Making sense of Cape Town using NLP

Speaker: Gordon Inggs

Track: Data Science

Type: Talk

Room: Ballroom

Time: Oct 11 (Fri), 11:00

Duration: 0:45

In this talk, I will describe how Natural Language Processing helped the City of Cape Town understand itself better. By doing so, I will hopefully illustrate how Machine Learning can be applied in the context of a large organisation, with pre-existing formal structures.

Several months ago, I was asked to help identify City employees who perform "data-intensive" work. After several fruitless keyword searches across the City's formal job description data, we turned to the excellent spaCy NLP library to help make sense of the data. And spaCy quickly yielded useful results: understanding of human resource gaps, audience segmentation for internal communication purpose, identification of potential beta testers for new tools, and more.

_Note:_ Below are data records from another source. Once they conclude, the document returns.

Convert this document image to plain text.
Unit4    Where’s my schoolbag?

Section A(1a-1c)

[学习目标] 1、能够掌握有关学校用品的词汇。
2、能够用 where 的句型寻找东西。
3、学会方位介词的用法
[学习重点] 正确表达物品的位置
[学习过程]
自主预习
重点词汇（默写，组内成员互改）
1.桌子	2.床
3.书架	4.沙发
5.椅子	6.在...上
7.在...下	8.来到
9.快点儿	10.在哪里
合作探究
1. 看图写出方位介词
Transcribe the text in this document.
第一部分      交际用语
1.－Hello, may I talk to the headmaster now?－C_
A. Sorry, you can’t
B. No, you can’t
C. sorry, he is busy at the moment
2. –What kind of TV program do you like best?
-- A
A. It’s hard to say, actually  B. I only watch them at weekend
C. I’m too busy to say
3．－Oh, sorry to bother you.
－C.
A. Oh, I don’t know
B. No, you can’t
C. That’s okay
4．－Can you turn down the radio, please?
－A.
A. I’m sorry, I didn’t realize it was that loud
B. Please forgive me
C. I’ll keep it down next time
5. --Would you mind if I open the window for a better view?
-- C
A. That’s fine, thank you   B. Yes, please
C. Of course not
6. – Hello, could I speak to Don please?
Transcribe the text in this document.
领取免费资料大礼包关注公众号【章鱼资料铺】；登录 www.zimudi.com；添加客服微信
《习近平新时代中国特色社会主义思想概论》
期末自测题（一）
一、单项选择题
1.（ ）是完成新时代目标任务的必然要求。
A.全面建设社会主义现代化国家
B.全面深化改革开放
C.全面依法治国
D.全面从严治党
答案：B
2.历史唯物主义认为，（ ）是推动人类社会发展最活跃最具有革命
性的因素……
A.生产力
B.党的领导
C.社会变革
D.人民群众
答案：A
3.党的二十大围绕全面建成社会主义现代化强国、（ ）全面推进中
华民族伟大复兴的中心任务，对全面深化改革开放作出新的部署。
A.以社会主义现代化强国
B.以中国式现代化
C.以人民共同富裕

I will first describe how we embedded the semi-structured formal job descriptions into a vector space using spaCy's large English language model; secondly, how we then embedded phrases of interest, such as "data", into that same vector space. Once everything was in the same vector space, we used various distance measures to assess the "relevance" of the search phrases to the job description. It is these relevance measures that we used to understand the dynamics within the HR dataset.

This talk will appeal to anyone interested in how data science can find a place in a large public organisation. This talk also has practical value to anyone interested in doing a bit of NLP, but are unsure where to start.